We’ve had a look at how to tackle this problem: using Ajax polling, Long polling an WebSockets. the conclusion was that each of these solutions has it pros and cons. SignalR, an open source project led by some Microsoft developers, is an ASP.NET library which leverages the three techniques described before to create a seamless experience between client and server.

The main idea of SignalR is that the boundary between client and server should become easier to tackle. In this blog post, I will go deeper into how you can use SignalR to achieve real-time communication between client and server over HTTP.

Meet DeckCast

DeckCast is a small sample which I’ve created for this blog post series on SignalR. You can download the source code here: DeckCast.zip (291.58 kb)

The general idea of DeckCast is that a presenter can navigate to http://example.org/Deck/Present/SomeDeck and he can navigate through the slide deck with the arrow keys on his keyboard. One or more clients can then navigate to http://example.org/Deck/View/SomeDeck and view the “presentation”. Note the idea is not to create something you can use to present slide decks over HTTP, instead I’m just showing how to use SignalR to communicate between client and server.

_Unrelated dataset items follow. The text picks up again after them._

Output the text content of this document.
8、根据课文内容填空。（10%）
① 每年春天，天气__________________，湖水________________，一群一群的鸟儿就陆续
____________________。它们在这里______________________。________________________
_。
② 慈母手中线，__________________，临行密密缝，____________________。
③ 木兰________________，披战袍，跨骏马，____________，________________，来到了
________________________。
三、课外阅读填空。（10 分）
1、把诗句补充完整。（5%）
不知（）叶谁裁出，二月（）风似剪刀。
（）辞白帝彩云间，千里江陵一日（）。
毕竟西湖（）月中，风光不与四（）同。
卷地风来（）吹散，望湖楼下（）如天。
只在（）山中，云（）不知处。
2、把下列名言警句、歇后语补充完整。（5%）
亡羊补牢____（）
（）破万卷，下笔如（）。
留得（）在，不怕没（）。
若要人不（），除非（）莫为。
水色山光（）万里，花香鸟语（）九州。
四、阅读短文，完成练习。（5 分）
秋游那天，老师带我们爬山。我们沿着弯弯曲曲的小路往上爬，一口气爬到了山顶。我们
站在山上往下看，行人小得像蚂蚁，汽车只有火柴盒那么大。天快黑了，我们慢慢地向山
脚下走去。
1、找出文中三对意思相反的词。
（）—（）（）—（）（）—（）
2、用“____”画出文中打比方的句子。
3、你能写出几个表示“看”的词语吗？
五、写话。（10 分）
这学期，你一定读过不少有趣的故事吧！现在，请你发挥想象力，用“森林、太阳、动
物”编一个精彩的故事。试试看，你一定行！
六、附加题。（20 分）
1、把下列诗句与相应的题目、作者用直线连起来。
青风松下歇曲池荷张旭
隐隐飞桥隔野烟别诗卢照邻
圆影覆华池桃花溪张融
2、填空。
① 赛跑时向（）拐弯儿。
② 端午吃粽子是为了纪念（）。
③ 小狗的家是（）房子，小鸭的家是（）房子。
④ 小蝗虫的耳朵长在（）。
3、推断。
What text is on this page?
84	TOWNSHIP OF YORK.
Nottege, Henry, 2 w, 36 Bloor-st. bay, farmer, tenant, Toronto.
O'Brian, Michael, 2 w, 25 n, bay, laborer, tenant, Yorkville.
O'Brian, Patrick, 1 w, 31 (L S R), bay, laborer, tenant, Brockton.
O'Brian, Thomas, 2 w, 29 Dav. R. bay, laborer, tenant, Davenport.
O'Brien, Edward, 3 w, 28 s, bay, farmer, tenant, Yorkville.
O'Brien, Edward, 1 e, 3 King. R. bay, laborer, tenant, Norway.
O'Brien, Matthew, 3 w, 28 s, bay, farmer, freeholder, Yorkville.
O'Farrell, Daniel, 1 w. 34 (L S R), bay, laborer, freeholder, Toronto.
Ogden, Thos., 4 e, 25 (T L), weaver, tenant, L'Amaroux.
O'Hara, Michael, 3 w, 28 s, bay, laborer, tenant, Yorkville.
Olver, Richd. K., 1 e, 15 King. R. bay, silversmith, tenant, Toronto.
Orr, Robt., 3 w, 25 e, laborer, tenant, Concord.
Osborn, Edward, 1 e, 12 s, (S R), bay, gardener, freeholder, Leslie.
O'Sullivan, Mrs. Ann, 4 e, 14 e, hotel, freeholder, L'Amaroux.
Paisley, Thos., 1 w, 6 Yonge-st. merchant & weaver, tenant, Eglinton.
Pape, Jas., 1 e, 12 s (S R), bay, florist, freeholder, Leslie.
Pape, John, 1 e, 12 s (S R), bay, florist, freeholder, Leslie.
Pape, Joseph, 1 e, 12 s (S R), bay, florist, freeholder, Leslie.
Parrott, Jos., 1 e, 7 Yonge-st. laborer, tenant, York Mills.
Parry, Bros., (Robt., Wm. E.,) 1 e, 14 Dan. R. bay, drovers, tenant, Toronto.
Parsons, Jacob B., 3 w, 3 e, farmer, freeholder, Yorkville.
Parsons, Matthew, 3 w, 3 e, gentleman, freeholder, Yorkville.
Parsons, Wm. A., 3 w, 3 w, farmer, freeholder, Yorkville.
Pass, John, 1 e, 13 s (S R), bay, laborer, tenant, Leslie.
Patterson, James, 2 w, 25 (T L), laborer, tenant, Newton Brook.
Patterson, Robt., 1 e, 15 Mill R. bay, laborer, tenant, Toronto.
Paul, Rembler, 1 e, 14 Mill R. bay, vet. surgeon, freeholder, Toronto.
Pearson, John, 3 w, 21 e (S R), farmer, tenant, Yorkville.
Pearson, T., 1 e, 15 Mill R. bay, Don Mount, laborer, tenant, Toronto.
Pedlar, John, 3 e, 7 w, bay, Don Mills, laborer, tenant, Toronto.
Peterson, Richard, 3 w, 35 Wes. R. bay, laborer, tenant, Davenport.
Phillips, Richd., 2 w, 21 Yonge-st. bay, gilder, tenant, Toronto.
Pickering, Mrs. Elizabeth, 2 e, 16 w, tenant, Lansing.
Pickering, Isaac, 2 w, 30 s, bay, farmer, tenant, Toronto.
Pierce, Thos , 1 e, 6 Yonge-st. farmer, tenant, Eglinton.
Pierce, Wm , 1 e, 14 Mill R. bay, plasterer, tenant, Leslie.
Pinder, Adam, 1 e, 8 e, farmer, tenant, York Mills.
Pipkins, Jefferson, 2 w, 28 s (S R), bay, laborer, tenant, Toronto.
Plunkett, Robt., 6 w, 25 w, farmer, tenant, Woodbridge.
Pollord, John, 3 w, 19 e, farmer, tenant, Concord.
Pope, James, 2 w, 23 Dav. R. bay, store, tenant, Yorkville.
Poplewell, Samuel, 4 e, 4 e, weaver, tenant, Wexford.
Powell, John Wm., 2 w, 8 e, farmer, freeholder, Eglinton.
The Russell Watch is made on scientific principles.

The presenter and viewers will navigate to their URLs:SignalR presentation JavaScript Slide

The presenter will then navigate to a different slide using the arrow keys on his keyboard. All viewers will automatically navigate to the exact same slide at the same time. How much more real-time can it get?

SignalR presentation JavaScript Slide

And just for fun… Wouldn’t it be great if one of these clients was a console application?

SignalR.Client console application

Try doing this today on the web. Chances are you’ll get stuck in a maze of HTML, JavaScript and insanity. We’ll use SignalR to achieve this in a non-complex way, as well as Deck.JS to create nice HTML 5 slides without me having to code too much. Fair deal.

Connections and Hubs

SignalR is built around Connections and Hubs. A Connection is a persistent connection between a client and the server. It represents a communication channel between client and server (and vice-versa, of course). Hubs on the other hand offer an additional abstraction layer and can be used to provide “multicast” connections where multiple clients communicate with the Hub and the Hub can distribute data back to just one specific client or to a group of clients. Or to all, for that matter.

DeckCast would be a perfect example to create a SignalR Hub: clients will connect to the Hub, select the slide deck they want to view and receive slide contents and navigational actions for just that slide deck. The Hub will know which clients are viewing which slide deck and communicate changes and movements to only the intended group of clients.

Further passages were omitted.